Institute of Ecology and Evolution, University of Bern, 3012 Bern, Switzerland

Swiss Institute of Bioinformatics, 1015 Lausanne, Switzerland

Ecole d'ingénieurs de Fribourg, 1705 Fribourg, Switzerland

Department of Ecology and Evolution, University of Lausanne, CH-1015 Lausanne, Switzerland

Abstract

Background

The estimation of demographic parameters from genetic data often requires the computation of likelihoods. However, the likelihood function is computationally intractable for many realistic evolutionary models, and the use of Bayesian inference has therefore been limited to very simple models.
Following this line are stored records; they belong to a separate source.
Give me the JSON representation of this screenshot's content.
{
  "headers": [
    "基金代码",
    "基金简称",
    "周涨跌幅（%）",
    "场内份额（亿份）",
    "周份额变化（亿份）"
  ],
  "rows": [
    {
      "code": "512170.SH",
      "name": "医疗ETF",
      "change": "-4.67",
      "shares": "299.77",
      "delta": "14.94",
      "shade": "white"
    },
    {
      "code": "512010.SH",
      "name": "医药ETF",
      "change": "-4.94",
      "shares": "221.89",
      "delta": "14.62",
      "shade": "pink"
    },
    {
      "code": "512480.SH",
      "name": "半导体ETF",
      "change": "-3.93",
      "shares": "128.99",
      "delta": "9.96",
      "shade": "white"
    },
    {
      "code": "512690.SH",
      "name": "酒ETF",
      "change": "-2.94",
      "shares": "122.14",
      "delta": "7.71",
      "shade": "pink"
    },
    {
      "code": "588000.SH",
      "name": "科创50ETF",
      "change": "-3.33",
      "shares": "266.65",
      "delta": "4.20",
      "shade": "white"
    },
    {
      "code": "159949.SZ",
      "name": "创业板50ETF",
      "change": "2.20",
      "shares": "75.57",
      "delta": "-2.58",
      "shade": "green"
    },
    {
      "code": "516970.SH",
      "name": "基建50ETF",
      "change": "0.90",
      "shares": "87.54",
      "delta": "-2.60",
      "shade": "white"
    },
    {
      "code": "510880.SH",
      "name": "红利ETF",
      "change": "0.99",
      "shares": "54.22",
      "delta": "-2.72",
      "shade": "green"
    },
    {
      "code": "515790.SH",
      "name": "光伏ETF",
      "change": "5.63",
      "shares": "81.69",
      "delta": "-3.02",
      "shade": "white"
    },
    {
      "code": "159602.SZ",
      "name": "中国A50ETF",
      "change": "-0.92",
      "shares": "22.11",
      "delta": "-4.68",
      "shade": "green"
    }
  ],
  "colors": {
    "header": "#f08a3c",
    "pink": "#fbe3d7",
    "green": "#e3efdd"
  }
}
The situation changed recently with the advent of Approximate Bayesian Computation (ABC) algorithms allowing one to obtain parameter posterior distributions based on simulations not requiring likelihood computations.

Results

Here we present ABCtoolbox, a series of open source programs to perform Approximate Bayesian Computations (ABC). It implements various ABC algorithms including rejection sampling, MCMC without likelihood, a Particle-based sampler and ABC-GLM. ABCtoolbox is bundled with, but not limited to, a program that allows parameter inference in a population genetics context and the simultaneous use of different types of markers with different ploidy levels. In addition, ABCtoolbox can also interact with most simulation and summary statistics computation programs. The usability of the ABCtoolbox is demonstrated by inferring the evolutionary history of two evolutionary lineages of

Conclusion

ABCtoolbox allows a user to perform all the necessary steps of a full ABC analysis, from parameter sampling from prior distributions, data simulations, computation of summary statistics, estimation of posterior distributions, model choice, validation of the estimation procedure, and visualization of the results.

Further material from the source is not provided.